Selbstverständlich wird das Bürgergeld von den Erfindern nicht so dargestellt, sondern als Hilfe für die Menschen in der sich abzeichnenden Krise gesehen. Man agiert unter dem Motto „Niemand wird allein gelassen!“ Alle Erfahrungen, nicht nur im Deutschland der neunziger Jahre, zeigen, dass derartige Hilfen die Menschen aus dem Arbeitsprozess treiben.

Das gegenteilige Signal wäre das Gebot der Stunde: Die Wirtschaft steht vor enormen Herausforderungen, die nur bewältigt werden können, wenn eine generelle Stimmung unter dem Motto „Ärmel hochkrempeln“ herrscht. Es geht um die Sicherung der Wettbewerbsfähigkeit auf dem Globus, gegenüber den USA, China, Indien und anderen. Es ist sicher nicht der Moment für ein allgemeines „Sabbatical“.

Der Eifer der Politik, die Menschen in der Krise nicht allein lassen zu wollen, ist aktuell nicht begründet. Die Zahl der Erwerbstätigen in Deutschland hat, wie das Statistische Bundesamt ausweist, mit 45,6 Millionen Personen den historisch höchsten Stand erreicht und den bisherigen Spitzenwert vom November 2019 übertroffen. Erwerbslos sind 1,3 Millionen. Man kann also nicht von einer Krise auf dem Arbeitsmarkt sprechen, auch wenn allgemein eine Abschwächung der Konjunktur erwartet wird. Die Daten der Bundesagentur für Arbeit weisen in die gleiche Richtung: Mit 2,44 Millionen Arbeitslosen errechnet sich eine Quote von 5,3 Prozent.

Vollends übersehen wird die dramatische Dimension des Arbeitskräftemangels. Mehr als 500.000 Stellen können nicht besetzt werden, weil das erforderliche Personal fehlt. Die Politik scheint nicht zu wissen, dass auf diese Weise im Jahr eine mögliche Wirtschaftsleistung von 40 Milliarden Euro liegen gelassen wird. Und das in einer Zeit, in der die Wirtschaft kaum wächst. Das Gebot der Stunde für die Politik wäre also alles zu unternehmen, um die Menschen zur Annahme der angebotenen Arbeitsplätze zu animieren. Die Einladung zu einem „Sabbatical“ hat die gegenteilige Wirkung.
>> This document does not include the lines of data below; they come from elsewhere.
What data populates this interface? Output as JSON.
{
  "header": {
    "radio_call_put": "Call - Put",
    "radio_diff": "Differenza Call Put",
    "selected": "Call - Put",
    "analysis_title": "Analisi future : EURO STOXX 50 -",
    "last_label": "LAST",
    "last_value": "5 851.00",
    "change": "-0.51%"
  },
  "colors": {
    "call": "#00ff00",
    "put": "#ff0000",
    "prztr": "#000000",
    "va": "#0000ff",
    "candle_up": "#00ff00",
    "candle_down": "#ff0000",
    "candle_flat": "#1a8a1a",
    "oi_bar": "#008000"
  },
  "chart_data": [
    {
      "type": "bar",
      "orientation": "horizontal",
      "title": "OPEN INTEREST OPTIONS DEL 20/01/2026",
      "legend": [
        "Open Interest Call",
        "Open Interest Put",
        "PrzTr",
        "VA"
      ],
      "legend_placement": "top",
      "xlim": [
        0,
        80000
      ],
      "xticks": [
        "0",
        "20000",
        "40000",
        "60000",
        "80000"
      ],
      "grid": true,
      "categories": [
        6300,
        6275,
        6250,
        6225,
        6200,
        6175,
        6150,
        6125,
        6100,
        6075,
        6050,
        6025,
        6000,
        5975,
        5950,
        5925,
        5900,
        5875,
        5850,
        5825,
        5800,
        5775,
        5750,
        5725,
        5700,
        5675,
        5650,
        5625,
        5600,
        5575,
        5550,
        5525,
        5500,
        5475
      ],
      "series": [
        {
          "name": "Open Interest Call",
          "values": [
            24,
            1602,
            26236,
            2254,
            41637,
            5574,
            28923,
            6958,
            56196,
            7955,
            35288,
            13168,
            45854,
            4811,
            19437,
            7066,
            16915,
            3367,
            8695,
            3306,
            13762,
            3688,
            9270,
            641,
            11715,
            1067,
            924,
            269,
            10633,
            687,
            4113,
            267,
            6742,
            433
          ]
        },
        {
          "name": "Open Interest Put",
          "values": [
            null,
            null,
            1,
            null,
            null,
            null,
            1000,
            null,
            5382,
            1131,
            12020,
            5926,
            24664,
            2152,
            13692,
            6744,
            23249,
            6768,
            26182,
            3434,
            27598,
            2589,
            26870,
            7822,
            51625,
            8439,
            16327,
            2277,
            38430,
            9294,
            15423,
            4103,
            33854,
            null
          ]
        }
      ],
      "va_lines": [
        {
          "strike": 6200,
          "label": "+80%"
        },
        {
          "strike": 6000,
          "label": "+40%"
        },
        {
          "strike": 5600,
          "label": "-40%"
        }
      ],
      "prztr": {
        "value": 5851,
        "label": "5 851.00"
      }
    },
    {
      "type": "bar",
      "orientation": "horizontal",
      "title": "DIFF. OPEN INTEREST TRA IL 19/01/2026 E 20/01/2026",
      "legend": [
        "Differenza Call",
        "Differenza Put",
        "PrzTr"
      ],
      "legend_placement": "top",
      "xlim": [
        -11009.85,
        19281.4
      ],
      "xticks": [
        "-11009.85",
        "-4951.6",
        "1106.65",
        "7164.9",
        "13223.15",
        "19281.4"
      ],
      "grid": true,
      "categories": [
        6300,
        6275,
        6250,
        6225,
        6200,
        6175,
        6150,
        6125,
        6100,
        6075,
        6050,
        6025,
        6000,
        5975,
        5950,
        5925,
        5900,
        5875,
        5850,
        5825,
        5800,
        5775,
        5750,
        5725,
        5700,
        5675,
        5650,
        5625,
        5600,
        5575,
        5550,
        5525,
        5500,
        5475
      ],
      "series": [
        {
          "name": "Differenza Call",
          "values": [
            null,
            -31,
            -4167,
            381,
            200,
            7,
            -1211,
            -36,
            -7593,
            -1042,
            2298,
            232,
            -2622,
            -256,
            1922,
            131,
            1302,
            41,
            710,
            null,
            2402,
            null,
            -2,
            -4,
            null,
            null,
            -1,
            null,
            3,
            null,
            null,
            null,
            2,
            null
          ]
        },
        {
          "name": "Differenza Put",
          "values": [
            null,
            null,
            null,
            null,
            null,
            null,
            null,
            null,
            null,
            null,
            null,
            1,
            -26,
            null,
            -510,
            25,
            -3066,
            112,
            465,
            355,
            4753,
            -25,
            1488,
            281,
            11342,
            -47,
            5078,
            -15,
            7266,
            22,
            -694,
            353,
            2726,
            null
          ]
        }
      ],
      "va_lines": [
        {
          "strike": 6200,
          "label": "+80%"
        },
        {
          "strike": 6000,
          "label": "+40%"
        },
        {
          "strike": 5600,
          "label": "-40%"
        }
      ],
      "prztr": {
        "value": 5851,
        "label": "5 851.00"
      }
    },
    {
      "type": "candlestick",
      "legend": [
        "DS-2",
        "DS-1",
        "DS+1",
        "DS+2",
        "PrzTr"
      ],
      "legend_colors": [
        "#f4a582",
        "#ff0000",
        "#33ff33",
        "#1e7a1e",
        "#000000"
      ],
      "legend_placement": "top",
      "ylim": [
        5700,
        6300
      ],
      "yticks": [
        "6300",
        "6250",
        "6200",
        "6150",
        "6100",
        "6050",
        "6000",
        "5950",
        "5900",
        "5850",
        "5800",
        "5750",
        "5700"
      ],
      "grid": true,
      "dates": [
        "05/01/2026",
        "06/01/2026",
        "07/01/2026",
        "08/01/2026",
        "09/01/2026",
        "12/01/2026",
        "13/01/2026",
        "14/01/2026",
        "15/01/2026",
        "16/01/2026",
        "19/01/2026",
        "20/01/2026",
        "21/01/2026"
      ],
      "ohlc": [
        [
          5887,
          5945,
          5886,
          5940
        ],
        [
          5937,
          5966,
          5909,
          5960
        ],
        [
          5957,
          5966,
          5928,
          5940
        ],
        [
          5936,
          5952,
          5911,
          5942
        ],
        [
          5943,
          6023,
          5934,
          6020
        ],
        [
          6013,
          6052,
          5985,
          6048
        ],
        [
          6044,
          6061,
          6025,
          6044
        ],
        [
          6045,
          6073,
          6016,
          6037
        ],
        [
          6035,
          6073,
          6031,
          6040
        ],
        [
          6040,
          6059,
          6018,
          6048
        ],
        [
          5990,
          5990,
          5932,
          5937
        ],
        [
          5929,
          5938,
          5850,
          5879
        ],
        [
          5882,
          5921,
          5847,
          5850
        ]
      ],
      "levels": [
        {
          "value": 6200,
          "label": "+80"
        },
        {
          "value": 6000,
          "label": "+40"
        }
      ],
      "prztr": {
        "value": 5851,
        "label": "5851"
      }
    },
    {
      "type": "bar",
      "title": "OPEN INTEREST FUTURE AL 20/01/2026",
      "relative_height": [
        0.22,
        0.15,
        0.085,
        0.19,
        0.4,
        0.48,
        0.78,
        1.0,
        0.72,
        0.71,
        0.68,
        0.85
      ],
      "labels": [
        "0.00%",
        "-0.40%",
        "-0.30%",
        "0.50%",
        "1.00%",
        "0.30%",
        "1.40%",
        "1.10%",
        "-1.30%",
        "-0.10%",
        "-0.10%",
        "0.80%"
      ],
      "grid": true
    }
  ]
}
Jede übertriebene Arbeitslosenunterstützung, und nichts Anderes ist das Bürgergeld, macht die Arbeitslosigkeit attraktiv und hält viele Menschen davon ab, einen Job anzunehmen. Ein zusätzlicher Effekt ist in den Lock-Downs der Corona-Krise entstanden, als es sich mit dem Geldsegen des Staates gut leben ließ. In der Folge wollen heute viele Menschen gar nicht arbeiten oder stellen nicht erfüllbare Phantasie-Forderungen. Trotz dieses Phänomens hat Deutschland gegenwärtig den höchsten Stand an Erwerbstätigen in der Geschichte. Es hat also eine Verwerfung des Arbeitsverhaltens stattgefunden, die noch in etwa zu bewältigen ist.

Statt „Sabbaticals“ zu ermöglichen, sollte man singen „jetzt wird wieder in die Hände gespuckt, wir steigern das Bruttosozialprodukt“.

Geld und Leistung sind ein untrennbares Paar. Das kann die Politik nicht ändern.

Unter Druck sieht sich die Politik nicht nur, weil die Sozialdemokraten den Sozialismus wiederentdeckt haben. Die Lebenshaltungskosten sind dramatisch gestiegen und da fühlt sich die Politik verpflichtet zu helfen. Die Inflationsrate beträgt insgesamt 10,4 Prozent, die Energiepreise sind um 43 Prozent höher als vor einem Jahr, die Nahrungsmittelpreise um 20,3 Prozent. Das sind die Angaben des Statistischen Bundesamts, die Erfahrung zeigt, dass die tatsächlichen Steigerungsraten meist höher sind als die offiziellen Auswertungen.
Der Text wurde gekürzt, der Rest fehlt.